I didn’t know the namesakes for the Elizabethton club, but I knew J. Wallace Coffey from the late 1990s until his death in 2016. Coffey and many other individuals helped guide and polish my birding skills with helpful advice, suggestions and, above all else, friendship. Any novice birder needs to extend some feelers to local birding groups. No online resources, smart phone apps or printed field guides can match the reservoir of experience that veteran birders have to offer.

Today the Bristol Bird Club is headed by President Larry McDaniel. 

He echoed my advice to new birders.

Photo Courtesy of Michele Sparks • George Larkins, Larry McDaniel and Teresa Hutson watch for hawks from atop Mendota Mountain in Southwest Virginia.

“Becoming a part of a local bird club such as the Bristol Bird Club is a great way for new and beginning birders to be around experienced birders who love to help you learn about birding,” McDaniel said. 

“You can quickly learn where to find birds in the area, how to know the birds you see in your own yard and many ways of learning how to identify different species,” he added. 

McDaniel noted that joining a birding group is also a great way to meet new friends who share a common interest. 

“We offer many outings where you will get to be in the field with other birders,” he said. “All of our outings are suitable for all levels including kids.”

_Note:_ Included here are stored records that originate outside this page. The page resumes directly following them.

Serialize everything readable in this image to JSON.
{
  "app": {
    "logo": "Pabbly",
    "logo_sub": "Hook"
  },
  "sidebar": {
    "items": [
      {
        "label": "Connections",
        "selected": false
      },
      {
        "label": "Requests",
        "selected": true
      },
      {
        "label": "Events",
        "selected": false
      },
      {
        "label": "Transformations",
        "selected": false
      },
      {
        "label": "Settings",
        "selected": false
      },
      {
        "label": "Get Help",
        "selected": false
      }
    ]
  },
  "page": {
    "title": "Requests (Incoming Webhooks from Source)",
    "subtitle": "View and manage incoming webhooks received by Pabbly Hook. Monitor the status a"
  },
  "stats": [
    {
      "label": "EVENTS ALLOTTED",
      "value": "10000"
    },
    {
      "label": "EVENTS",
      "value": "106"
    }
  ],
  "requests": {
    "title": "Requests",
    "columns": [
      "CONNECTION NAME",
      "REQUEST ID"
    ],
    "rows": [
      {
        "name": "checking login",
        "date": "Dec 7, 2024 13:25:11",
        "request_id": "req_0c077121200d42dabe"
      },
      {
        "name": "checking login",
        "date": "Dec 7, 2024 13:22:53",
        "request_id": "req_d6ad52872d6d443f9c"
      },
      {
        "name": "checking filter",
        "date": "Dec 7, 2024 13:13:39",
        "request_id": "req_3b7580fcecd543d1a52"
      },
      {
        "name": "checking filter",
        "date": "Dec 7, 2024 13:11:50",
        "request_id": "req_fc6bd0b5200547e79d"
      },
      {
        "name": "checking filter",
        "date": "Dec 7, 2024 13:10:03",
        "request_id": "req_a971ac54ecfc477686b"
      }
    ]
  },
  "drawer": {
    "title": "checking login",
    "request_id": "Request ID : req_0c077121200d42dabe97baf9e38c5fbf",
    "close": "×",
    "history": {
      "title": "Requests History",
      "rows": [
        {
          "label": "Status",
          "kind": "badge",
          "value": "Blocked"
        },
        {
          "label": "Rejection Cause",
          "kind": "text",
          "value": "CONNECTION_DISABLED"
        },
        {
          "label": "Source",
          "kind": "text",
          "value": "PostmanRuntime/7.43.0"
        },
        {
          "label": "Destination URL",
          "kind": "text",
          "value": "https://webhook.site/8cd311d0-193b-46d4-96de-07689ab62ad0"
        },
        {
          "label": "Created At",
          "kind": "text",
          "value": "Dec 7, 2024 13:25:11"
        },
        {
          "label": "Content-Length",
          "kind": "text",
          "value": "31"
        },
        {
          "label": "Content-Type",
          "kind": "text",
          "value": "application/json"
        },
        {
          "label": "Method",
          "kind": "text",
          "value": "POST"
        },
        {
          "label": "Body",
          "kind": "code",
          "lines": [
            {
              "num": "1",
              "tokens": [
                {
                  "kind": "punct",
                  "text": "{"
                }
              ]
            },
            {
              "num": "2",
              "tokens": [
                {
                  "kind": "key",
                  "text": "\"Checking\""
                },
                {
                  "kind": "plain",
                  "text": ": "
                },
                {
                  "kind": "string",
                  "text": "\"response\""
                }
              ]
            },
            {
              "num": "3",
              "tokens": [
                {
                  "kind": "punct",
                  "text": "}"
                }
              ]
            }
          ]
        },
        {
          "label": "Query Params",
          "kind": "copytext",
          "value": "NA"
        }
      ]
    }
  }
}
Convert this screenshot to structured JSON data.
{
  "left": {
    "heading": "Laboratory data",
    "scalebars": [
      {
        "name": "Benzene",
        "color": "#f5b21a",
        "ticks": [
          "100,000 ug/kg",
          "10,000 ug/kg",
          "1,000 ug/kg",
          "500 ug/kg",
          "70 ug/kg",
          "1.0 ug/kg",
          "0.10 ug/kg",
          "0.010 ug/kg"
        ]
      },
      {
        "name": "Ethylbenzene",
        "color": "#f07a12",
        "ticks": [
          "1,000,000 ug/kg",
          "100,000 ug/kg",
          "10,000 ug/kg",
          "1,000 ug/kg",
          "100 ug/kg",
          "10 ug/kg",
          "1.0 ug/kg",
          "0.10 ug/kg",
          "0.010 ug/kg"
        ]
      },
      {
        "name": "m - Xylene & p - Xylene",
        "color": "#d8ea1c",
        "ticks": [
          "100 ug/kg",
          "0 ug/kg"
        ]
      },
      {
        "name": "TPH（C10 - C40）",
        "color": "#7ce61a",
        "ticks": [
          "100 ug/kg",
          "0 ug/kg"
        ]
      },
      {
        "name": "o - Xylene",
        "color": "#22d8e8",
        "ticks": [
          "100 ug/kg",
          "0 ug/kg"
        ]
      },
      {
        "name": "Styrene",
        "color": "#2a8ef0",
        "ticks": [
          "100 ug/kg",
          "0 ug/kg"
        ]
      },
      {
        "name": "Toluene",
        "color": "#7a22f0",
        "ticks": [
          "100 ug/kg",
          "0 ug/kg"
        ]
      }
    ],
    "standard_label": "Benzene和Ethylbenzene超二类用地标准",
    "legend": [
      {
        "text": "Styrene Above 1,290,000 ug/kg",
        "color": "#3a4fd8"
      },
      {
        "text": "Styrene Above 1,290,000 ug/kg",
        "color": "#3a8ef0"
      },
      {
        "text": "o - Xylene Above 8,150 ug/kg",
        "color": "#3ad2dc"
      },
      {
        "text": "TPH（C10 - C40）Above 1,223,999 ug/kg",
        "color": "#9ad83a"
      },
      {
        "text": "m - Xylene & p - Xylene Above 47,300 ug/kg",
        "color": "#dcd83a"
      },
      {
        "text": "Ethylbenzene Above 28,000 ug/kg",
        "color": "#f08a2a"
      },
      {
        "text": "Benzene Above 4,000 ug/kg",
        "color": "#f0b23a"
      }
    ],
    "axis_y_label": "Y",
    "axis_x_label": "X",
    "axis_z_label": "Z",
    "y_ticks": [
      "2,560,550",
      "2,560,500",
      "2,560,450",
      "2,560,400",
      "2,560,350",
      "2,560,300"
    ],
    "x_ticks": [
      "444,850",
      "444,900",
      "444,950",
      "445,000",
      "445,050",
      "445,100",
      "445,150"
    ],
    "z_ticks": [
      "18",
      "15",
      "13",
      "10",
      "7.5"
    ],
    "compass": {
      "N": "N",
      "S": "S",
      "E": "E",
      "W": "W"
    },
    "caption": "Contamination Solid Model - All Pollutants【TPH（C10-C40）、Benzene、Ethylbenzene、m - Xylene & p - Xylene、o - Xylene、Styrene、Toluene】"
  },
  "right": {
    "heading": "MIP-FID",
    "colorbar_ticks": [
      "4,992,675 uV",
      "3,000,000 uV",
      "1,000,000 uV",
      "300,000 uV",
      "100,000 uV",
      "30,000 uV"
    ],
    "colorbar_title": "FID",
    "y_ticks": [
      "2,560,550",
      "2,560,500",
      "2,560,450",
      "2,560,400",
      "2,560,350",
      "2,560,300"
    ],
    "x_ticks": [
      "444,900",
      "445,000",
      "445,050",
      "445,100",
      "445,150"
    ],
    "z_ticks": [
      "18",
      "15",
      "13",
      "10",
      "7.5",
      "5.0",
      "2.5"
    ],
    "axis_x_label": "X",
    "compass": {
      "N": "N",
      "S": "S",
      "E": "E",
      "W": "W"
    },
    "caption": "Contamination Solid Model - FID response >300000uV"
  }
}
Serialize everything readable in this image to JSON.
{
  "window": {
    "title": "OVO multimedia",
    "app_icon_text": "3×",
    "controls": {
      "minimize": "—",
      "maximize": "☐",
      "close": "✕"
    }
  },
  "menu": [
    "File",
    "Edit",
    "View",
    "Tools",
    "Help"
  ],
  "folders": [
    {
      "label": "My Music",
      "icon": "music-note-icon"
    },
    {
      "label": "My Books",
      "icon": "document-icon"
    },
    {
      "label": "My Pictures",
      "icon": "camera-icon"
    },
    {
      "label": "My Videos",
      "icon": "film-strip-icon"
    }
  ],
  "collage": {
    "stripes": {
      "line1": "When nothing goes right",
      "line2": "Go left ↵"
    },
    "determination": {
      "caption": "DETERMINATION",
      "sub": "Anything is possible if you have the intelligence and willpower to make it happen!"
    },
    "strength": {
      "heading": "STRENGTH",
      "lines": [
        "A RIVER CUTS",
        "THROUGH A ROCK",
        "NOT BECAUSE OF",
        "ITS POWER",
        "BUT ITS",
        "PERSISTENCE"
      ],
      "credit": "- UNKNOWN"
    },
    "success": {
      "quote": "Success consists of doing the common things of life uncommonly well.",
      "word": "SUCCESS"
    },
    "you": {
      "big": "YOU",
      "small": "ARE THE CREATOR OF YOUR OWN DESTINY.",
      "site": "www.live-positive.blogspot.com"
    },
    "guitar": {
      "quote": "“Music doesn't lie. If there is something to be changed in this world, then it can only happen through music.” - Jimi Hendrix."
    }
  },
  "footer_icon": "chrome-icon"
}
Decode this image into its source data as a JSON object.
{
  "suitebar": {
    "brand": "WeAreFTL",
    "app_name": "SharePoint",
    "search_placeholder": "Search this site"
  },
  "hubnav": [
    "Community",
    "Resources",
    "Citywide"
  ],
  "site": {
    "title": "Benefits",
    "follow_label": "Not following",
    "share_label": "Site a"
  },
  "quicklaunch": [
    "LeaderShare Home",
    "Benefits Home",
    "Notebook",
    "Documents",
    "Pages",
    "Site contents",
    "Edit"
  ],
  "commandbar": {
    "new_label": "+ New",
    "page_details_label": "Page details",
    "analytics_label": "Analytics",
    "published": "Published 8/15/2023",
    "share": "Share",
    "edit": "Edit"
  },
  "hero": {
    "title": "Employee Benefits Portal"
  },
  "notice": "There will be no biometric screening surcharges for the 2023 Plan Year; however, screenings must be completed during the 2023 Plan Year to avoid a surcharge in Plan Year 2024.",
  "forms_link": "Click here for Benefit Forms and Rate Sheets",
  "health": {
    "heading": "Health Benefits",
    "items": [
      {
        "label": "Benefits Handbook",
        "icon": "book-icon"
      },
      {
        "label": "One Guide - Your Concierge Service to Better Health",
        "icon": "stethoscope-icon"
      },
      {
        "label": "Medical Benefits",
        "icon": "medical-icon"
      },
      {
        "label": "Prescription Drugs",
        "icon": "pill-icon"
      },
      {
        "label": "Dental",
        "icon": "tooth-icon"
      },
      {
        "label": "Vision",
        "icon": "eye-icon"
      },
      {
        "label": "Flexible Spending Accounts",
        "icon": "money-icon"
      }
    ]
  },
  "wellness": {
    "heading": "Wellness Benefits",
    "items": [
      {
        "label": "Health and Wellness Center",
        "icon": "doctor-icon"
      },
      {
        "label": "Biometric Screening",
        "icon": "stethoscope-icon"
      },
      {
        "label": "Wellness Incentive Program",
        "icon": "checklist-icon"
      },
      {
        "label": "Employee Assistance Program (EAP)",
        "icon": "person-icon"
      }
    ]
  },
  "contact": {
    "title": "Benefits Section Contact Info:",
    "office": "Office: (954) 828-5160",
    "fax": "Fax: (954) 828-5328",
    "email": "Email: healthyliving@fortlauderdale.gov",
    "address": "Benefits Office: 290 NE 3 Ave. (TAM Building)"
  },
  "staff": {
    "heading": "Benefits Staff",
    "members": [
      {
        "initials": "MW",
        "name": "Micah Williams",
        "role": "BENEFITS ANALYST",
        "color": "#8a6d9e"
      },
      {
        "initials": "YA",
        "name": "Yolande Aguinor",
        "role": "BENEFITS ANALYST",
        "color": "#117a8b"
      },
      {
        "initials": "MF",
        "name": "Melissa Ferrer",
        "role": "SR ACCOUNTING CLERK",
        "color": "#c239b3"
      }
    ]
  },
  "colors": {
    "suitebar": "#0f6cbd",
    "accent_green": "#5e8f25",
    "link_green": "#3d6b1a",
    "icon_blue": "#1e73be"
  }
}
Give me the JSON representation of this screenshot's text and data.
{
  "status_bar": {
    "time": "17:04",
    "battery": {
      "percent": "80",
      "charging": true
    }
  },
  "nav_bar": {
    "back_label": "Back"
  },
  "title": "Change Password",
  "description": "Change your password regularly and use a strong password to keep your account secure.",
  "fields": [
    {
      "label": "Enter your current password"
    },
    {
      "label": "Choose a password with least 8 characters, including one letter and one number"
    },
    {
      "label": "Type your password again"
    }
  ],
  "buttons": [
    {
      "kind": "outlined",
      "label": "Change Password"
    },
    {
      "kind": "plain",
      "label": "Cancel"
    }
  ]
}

McDaniel noted that many of those outing will focus on some of the region’s birding hot spots.

“Some of our favorite places to bird include South Holston Lake, Osceola Island (Recreation Area) below South Holston Dam, Paddle Creek Pond, Steele Creek Park, Holston Mountain, Shady Valley, Jacob’s Nature Park in Johnson City, Roan Mountain, Whitetop Mountain and Burke’s Garden,” he said. “There are many other spots that we like to frequent.”

Later this fall, a seasonally popular spot will come into play.

“Another favorite destination is the Mendota Hawk Watch where Ron Harrington and others have been conducting hawk counts in September for many years,” McDaniel said. “There are days when we can observe thousands of broad-winged hawks fly over as they make their way south.”

In addition, the Mendota Hawk Watch is a great way to look for other migrating raptors, including ospreys, bald eagles and occasionally golden eagles. 

“The club has a master bird bander,” McDaniel added. “Richard Lewis bands birds at his property and does an annual public demonstration during Wildlife Weekend at Steele Creek Park.”

Photo Courtesy of Michele Sparks • Birding clubs organize bird walks to various locations known for producing good birding opportunities.

McDaniel also shared some of the club’s rich history.

“The Bristol Bird Club has a long history,” he noted. “The club has been active since 1950. We are the J. Wallace Coffey chapter of the Tennessee Ornithological Society and an affiliate club of the Virginia Society of Ornithology. 

“Wallace was a major force in leading the club for over 50 years,” McDaniel added. “When he passed away a few years ago, members decided to rename the club in his honor.”

McDaniel said that the club has also worked with local landowners over the years to establish some of the most important birding hotspots in the area. 

“We also sponsor several Christmas Bird Counts,” he said.

McDaniel said that the club meets at 7 p.m. on the third Tuesday of each month in the Expedition Room of The Summit Building located at 1227 Volunteer Parkway in Bristol, Tennessee. 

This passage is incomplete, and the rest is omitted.